À ce stade, l’histoire impose son poids. L’Église catholique et les Églises orientales existent depuis les premiers siècles. Leur structure commune précède de très loin les grandes ruptures confessionnelles. Elles ne sont pas nées d’un projet de réforme, mais d’une transmission. Face à cette ancienneté convergente, la question se pose presque d’elle-même : cette logique ecclésiale partagée n’est-elle pas celle qui remonte à l’intention même du Christ, telle qu’elle s’est incarnée dans la vie apostolique ? Il devient alors difficile de considérer cette forme d’Église comme une construction tardive ou accidentelle.

C’est ici que la lecture de Lumen gentium agit comme une confirmation intérieure. Le texte n’a pas été écrit pour répondre à une quête personnelle ; il était là bien avant. Et pourtant, il rejoint exactement une intuition lentement mûrie. Ce décalage temporel est révélateur : la vérité ecclésiale ne s’impose pas toujours immédiatement à la conscience individuelle. Elle attend souvent que l’expérience, l’étude et la comparaison aient préparé le terrain. Alors seulement, le texte ancien devient lisible.

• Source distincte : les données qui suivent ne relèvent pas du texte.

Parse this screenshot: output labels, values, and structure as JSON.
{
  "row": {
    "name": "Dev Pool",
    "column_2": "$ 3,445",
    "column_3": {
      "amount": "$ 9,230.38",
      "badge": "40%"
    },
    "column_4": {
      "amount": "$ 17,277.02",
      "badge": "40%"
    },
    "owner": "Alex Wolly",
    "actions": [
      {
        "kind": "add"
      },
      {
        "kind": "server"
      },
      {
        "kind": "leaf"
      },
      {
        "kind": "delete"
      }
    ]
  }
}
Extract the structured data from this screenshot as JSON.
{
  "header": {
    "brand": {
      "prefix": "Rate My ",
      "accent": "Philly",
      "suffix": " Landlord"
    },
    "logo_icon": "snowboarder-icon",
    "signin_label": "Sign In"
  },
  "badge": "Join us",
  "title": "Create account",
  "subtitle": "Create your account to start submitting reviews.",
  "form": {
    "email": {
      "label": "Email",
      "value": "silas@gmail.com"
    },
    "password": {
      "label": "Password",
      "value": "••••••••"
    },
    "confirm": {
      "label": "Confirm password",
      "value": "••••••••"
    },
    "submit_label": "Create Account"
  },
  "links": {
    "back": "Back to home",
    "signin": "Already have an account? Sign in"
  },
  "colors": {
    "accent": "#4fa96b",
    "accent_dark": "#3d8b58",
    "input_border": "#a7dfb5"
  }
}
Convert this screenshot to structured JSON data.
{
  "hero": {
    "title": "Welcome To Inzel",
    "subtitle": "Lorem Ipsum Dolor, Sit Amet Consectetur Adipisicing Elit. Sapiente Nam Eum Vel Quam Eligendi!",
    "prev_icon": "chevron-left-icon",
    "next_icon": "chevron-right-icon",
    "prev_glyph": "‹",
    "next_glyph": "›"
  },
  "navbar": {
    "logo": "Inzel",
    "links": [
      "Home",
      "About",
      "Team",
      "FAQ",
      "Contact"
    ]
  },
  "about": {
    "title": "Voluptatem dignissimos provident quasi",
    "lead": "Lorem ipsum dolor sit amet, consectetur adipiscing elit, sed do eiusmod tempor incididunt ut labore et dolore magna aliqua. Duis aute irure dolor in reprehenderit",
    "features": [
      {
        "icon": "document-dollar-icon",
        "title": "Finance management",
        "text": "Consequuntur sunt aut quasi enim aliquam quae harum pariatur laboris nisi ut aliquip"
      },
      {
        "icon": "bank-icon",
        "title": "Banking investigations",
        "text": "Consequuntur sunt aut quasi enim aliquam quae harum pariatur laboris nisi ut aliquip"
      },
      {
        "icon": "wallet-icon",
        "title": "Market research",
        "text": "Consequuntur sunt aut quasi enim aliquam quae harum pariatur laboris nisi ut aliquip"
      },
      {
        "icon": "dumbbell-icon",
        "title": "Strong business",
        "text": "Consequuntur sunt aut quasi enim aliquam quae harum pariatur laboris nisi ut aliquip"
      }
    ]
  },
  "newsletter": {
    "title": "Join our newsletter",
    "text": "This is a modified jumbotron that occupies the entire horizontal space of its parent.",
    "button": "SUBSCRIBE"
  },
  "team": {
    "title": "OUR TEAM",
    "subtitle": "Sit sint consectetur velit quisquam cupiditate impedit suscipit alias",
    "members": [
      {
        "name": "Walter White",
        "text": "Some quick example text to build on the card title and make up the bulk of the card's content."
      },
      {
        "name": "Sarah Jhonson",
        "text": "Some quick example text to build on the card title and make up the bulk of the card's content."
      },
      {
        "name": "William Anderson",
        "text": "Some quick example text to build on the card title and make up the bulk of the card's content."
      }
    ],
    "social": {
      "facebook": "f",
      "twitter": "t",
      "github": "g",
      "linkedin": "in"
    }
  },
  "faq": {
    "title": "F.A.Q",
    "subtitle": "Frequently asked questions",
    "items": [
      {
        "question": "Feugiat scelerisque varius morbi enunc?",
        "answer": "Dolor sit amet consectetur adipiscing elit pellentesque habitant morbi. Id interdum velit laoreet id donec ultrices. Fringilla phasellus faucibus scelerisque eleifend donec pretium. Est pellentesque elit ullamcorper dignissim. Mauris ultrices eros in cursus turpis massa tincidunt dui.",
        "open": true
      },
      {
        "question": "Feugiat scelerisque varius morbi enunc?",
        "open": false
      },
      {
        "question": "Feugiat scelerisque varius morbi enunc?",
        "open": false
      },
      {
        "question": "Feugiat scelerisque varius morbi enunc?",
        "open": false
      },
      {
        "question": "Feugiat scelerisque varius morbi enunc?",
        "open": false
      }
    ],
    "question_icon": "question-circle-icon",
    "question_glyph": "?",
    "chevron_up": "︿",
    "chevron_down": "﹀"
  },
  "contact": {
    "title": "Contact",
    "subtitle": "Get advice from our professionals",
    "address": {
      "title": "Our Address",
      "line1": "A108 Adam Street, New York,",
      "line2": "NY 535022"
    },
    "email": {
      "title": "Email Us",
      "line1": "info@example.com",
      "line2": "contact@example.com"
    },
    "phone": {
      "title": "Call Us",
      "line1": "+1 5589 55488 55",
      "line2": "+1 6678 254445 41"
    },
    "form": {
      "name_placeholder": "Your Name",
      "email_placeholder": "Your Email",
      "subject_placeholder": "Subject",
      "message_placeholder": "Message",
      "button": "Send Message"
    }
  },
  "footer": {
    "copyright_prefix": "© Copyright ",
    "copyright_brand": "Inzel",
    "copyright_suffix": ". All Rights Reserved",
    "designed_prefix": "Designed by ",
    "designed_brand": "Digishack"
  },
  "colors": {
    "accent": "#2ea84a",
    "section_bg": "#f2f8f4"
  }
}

Ainsi se produit une étrange reconnaissance : ce que l’on croyait découvrir, on le retrouve déjà formulé, avec une autorité paisible, dans un document conciliaire antérieur à sa propre existence. Lumen gentium n’invente pas l’intuition ; il la nomme. Il ne la crée pas ; il la confirme. Et cette confirmation n’est pas une clôture, mais un appel à approfondir encore le mystère de l’Église, non comme une idée abstraite, mais comme une réalité vivante, transmise depuis les apôtres jusqu’à aujourd’hui.

En ce sens, la distinction opérée par Lumen gentium entre les Églises orientales et les communautés issues de la Réforme apparaît moins comme une frontière que comme un révélateur. Elle éclaire rétrospectivement un chemin intérieur, et elle invite à reconnaître, avec gratitude et humilité, que l’intelligence de l’Église est souvent le fruit d’un long compagnonnage avec l’histoire, bien plus que d’une décision soudaine.